L'attendre, pour quoi faire de toute façon ? Dîner ? Mater un film ? Tsss. Je peste silencieusement d'imaginer qu'ils se sont tous passés le mots pour me laisser seule ce soir. Je sais, c'est l'hôpital qui se fou de la charité puisque j'aime le calme et la tranquillité, mais tout de même.

C'est totalement braquée face à mon attitude qu'Edelgard referme derrière elle en partant, me laissant... déconfite.

Me voila donc devant mon ordinateur, enfermée dans ma chambre depuis bientôt une heure, incapable de me concentrer. Pour une fois que je peux écrire sans être dérangée, l'inspiration ne vient pas. Je m'affale sur le dossier de ma chaise et soupire bruyamment avant d'attraper mon téléphone.

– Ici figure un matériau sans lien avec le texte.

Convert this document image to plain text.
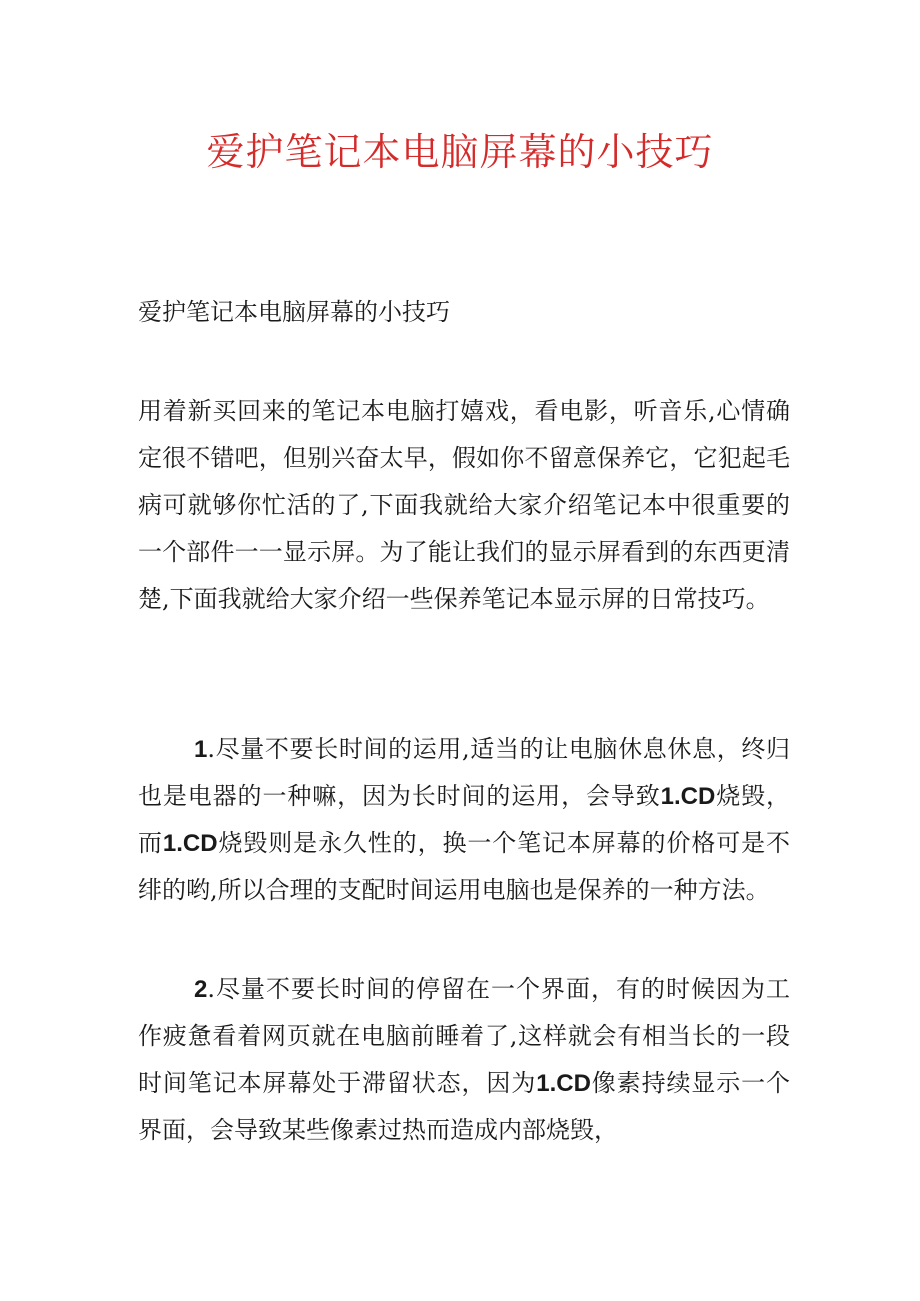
爱护笔记本电脑屏幕的小技巧

爱护笔记本电脑屏幕的小技巧

用着新买回来的笔记本电脑打嬉戏，看电影，听音乐,心情确定很不错吧，但别兴奋太早，假如你不留意保养它，它犯起毛病可就够你忙活的了,下面我就给大家介绍笔记本中很重要的一个部件一一显示屏。为了能让我们的显示屏看到的东西更清楚,下面我就给大家介绍一些保养笔记本显示屏的日常技巧。

1.尽量不要长时间的运用,适当的让电脑休息休息，终归也是电器的一种嘛，因为长时间的运用，会导致1.CD烧毁，而1.CD烧毁则是永久性的，换一个笔记本屏幕的价格可是不绯的哟,所以合理的支配时间运用电脑也是保养的一种方法。

2.尽量不要长时间的停留在一个界面，有的时候因为工作疲惫看着网页就在电脑前睡着了,这样就会有相当长的一段时间笔记本屏幕处于滞留状态，因为1.CD像素持续显示一个界面，会导致某些像素过热而造成内部烧毁，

[21 :47] Thunderstike : Franchement, t'es jamais satisfaite, tu te plains toujours de ne jamais être tranquille et maintenant que tu l'es, ça ne te va pas.

Catherine a raison et je commence à taper un message avant d'effacer pour appuyer sur le bouton d'appel. Après quelques secondes, l'écran de mon téléphone se divise et je vois apparaitre le sourire moqueur de mon amie et ses yeux azur qui ne masquent ses pensées. Celle-ci ne se prive absolument pas de me juger.

—Je me fais chier, c'est tout, je prétexte quand l'écran se divise encore et que c'est l'expression indifférente d'une autre femme qui apparaît.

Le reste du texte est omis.